Warren und Wendy unterhielten sich mit Kim, und ich gesellte mich zu ihnen. »Das ist ja so ein spannendes Thema«, sagte Kim gerade. Mir fiel auf, dass Wendy ausgesprochen patriotisch aussah. Sie trug ein rot-weiß gestreiftes Shirt, dazu blaue Shorts, und in den Haaren hatte sie ein rotes Band. »In dem Pilotfilm, an dem wir gerade arbeiten, wird auf jeden Fall ein Zootechniker oder Tierarzt vorkommen«, fügte Kim noch hinzu.
»Wendy wird Tierärztin«, sagte Warren und ich beobachtete fasziniert, wie er das Mädchen neben sich anstrahlte. Er war nicht wiederzuerkennen.

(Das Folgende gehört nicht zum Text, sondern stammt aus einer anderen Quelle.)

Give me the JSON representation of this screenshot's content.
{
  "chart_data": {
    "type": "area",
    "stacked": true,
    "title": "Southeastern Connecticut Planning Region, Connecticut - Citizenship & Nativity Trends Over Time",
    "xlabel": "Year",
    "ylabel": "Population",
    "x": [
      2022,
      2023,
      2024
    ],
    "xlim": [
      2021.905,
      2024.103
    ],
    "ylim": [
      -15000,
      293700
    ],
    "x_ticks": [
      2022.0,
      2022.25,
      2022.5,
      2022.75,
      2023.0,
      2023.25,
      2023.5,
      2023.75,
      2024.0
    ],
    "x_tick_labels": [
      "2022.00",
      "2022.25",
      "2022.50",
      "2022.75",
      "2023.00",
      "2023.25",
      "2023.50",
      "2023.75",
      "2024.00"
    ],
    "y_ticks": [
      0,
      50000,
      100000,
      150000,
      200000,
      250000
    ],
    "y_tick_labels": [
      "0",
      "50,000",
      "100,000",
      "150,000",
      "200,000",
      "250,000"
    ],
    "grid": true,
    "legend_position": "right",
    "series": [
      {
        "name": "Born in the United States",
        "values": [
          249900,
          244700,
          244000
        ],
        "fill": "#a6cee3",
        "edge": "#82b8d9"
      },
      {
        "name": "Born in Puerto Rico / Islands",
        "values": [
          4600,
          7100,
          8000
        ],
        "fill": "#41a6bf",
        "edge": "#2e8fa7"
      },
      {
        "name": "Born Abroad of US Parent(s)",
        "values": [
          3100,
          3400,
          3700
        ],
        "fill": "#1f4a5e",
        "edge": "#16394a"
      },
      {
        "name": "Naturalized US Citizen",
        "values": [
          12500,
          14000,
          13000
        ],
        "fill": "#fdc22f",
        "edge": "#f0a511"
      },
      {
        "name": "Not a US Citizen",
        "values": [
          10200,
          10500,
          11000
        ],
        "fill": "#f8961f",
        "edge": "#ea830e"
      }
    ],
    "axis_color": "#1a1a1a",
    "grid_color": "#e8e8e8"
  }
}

»Na ja, immer mit der Ruhe«, lachte Wendy und wurde ein bisschen rot. »Im Herbst fange ich gerade mal an zu studieren.«
»Aber ihr müsstet sie mal im Laden erleben«, schwärmte er, als ob Wendy bei Kim vorsprechen wollte und er sie von ihrer Großartigkeit überzeugen müsste. »Sie kann unglaublich gut mit Tieren umgehen.«
»Kannst du ihm nicht ein bisschen auf die Sprünge helfen?«, fragte ich Wendy und zeigte in Richtung Davy. Denn während dieser den Stock warf, rannte Murphy immer im Kreis um ihn herum. Dann sah er dem Stock hinterher, wie er über die Wiese flog, und sprang wieder an Davy hoch. Den eigentlichen Zweck der Übung kapierte er überhaupt nicht.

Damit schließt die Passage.